Im Zusammenhang mit der sogenannten Inseratenaffäre werden die Ermittlungen gegen Bundeskanzler Werner Faymann und seinen Staatssekretär Josef Ostermayer (beide SPÖ) vorerst nicht eingestellt. Die Oberstaatsanwaltschaft (OStA) Wien ist am Donnerstag einem Vorhabensbericht der Staatsanwaltschaft Wien, in dem dem Vernehmen nach die Verfahrenseinstellung vorgeschlagen worden sein soll, in wesentlichen Teilen beigetreten und hat diesen Bericht zur endgültigen Genehmigung ans Justizministerium weitergeschickt. In einem Teilbereich hält die OStA aber weitere Erhebungen für notwendig.

Der Kanzler wird in der ÖBB-Inseratenaffäre als Beschuldigter geführt. Es soll staatsnahe Unternehmen wie die ÖBB und Asfinag beauftragt haben, Faymann-freundliche Inserate in Boulevardzeitungen geschaltet zu haben.

Wie Behördensprecher Peter Gildemeister gegenüber der APA erläuterte, soll ein Sachverständiger beigezogen werden und 24 jeweils zweiseitige ÖBB-Inserate in der "Kronen-Zeitung" überprüfen.
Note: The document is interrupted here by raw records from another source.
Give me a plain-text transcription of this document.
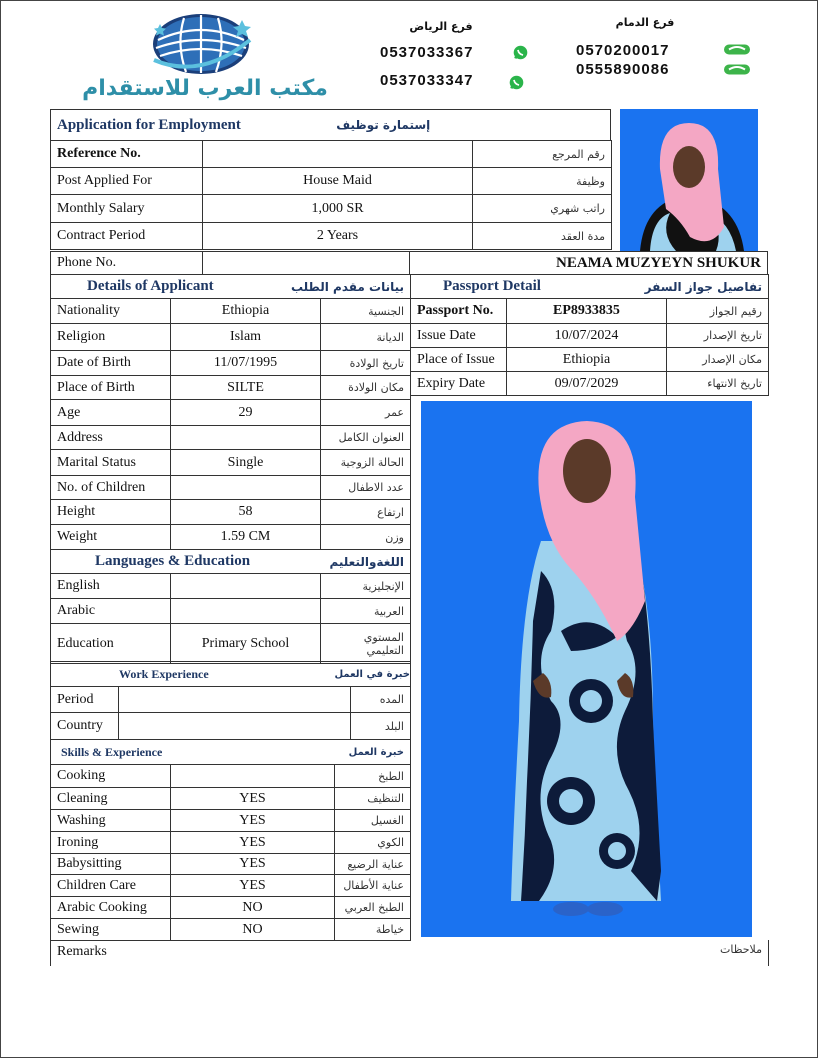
مكتب العرب للاستقدام
فرع الرياض
0537033367
0537033347
فرع الدمام
0570200017
0555890086
Application for Employment	إستمارة توظيف
Reference No.		رقم المرجع
Post Applied For	House Maid	وظيفة
Monthly Salary	1,000 SR	راتب شهري
Contract Period	2 Years	مدة العقد
Phone No.		NEAMA MUZYEYN SHUKUR
Details of Applicant		بيانات مقدم الطلب
Nationality	Ethiopia	الجنسية
Religion	Islam	الديانة
Date of Birth	11/07/1995	تاريخ الولادة
Place of Birth	SILTE	مكان الولادة
Age	29	عمر
Address		العنوان الكامل
Marital Status	Single	الحالة الزوجية
No. of Children		عدد الاطفال
Height	58	ارتفاع
Weight	1.59 CM	وزن
Languages & Education		اللغةوالتعليم
English		الإنجليزية
Arabic		العربية
Education	Primary School	المستوي التعليمي
Work Experience		خبرة في العمل
Period		المده
Country		البلد
Skills & Experience		خبرة العمل
Cooking		الطبخ
Cleaning	YES	التنظيف
Washing	YES	الغسيل
Ironing	YES	الكوي
Babysitting	YES	عناية الرضيع
Children Care	YES	عناية الأطفال
Arabic Cooking	NO	الطبخ العربي
Sewing	NO	خياطة
Passport Detail		تفاصيل جواز السفر
Passport No.	EP8933835	رقيم الجواز
Issue Date	10/07/2024	تاريخ الإصدار
Place of Issue	Ethiopia	مكان الإصدار
Expiry Date	09/07/2029	تاريخ الانتهاء
Remarks	ملاحظات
Der Gutachter soll den Werbewert dieser Einschaltungen ermitteln und feststellen, ob den ÖBB dadurch ein finanzieller Schaden entstanden ist.

"Weil Untreue den Eintritt eines Schadens voraussetzt, wird das einzuholende Gutachten einzig die Frage zu beurteilen haben, ob die ÖBB einen wirtschaftlich vertretbaren Gegenwert für die aufgewendeten Mittel erhalten hat", betonte OStA-Sprecher Peter Gildemeister im Hinblick auf die "Krone"-Inserate, die noch ein Sachverständiger prüfen soll.

Hinsichtlich der übrigen Vorwürfe in der gegen Bundeskanzler Werner Faymann und Staatssekretär Josef Ostermayer eingebrachten Anzeige, die sich auf andere Medien beziehen, sei "der Werbewert für das jeweilige Unternehmen hingegen eindeutig zu bejahen", so Gildemeister. Abgesehen von einem Artikel, in welchem der seinerzeitige Infrastrukturminister Faymann neben anderen Personen sachbezogen interviewt wird, komme dieser in keiner weiteren Veröffentlichung vor.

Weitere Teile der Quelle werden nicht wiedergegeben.